A photo like that is either a composite of two photos, or a long exposure done with the camera on a tripod. The astronauts on the moon didn't have the luxury of a tripod, as the camera was strapped to their chests. Their exposure were all very short, in the 1/250th of a second range.
Originally posted by pshea38
Come off it!
One example of their asserted terrestrial brilliance.
(Google awaits for more!)
You can fool some of the people, some of the time....(I could go on)
You can fool some of the people, some of the time.

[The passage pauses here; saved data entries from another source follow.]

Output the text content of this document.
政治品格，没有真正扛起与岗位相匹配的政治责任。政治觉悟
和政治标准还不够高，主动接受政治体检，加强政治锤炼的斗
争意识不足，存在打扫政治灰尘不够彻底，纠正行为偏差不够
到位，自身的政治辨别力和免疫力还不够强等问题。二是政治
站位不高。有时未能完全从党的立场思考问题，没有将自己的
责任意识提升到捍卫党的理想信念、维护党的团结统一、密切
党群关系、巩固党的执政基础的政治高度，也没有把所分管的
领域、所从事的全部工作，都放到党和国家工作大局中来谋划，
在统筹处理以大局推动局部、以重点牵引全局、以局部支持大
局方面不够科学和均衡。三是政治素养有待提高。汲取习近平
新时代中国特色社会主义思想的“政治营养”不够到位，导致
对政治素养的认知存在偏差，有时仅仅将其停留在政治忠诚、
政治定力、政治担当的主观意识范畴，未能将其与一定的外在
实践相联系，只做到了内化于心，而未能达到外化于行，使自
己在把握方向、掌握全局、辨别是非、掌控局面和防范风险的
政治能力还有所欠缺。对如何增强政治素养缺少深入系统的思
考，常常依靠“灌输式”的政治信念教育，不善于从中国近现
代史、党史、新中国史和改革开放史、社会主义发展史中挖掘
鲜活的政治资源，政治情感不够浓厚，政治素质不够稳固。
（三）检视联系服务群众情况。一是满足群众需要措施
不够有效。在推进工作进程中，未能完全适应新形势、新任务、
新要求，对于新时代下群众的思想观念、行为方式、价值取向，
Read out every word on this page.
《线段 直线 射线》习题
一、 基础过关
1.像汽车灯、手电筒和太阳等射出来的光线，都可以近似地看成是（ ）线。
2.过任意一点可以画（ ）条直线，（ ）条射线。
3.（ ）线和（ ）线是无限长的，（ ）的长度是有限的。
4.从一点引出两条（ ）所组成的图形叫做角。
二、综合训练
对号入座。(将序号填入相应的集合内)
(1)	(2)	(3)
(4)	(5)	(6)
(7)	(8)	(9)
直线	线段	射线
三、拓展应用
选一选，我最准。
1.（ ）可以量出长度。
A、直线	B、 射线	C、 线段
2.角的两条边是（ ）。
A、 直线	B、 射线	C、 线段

Originally posted by nataylor
A photo like that is either a composite of two photos, or a long exposure done with the camera on a tripod. The astronauts on the moon didn't have the luxury of a tripod, as the camera was strapped to their chests. Their exposure were all very short, in the 1/250th of a second range.
Originally posted by pshea38
Come off it!
One example of their asserted terrestrial brilliance.
(Google awaits for more!)
You can fool some of the people, some of the time....(I could go on)
I would think "faking" everything in such a consistent manner would actually be the far more complicated solution, compared to actually doing it.
Originally posted by pshea38
Fair enough. I was fooled by camera fakery and humbly eat my words.
In all the moon voyages, no-one thought it would be worthwhile to capture,
for posterity, images from the moon, of the moon with the firmament in all its
glorious nakedness in the backround? I won't believe that they didn't have the
necessary technology and they certainly would have had the desire. It's just that they didn't
have the opportunity. So they faked everything. It's the simplest solution to the
multitude of physical obstacles and beyond suspicious photographic evidence presented.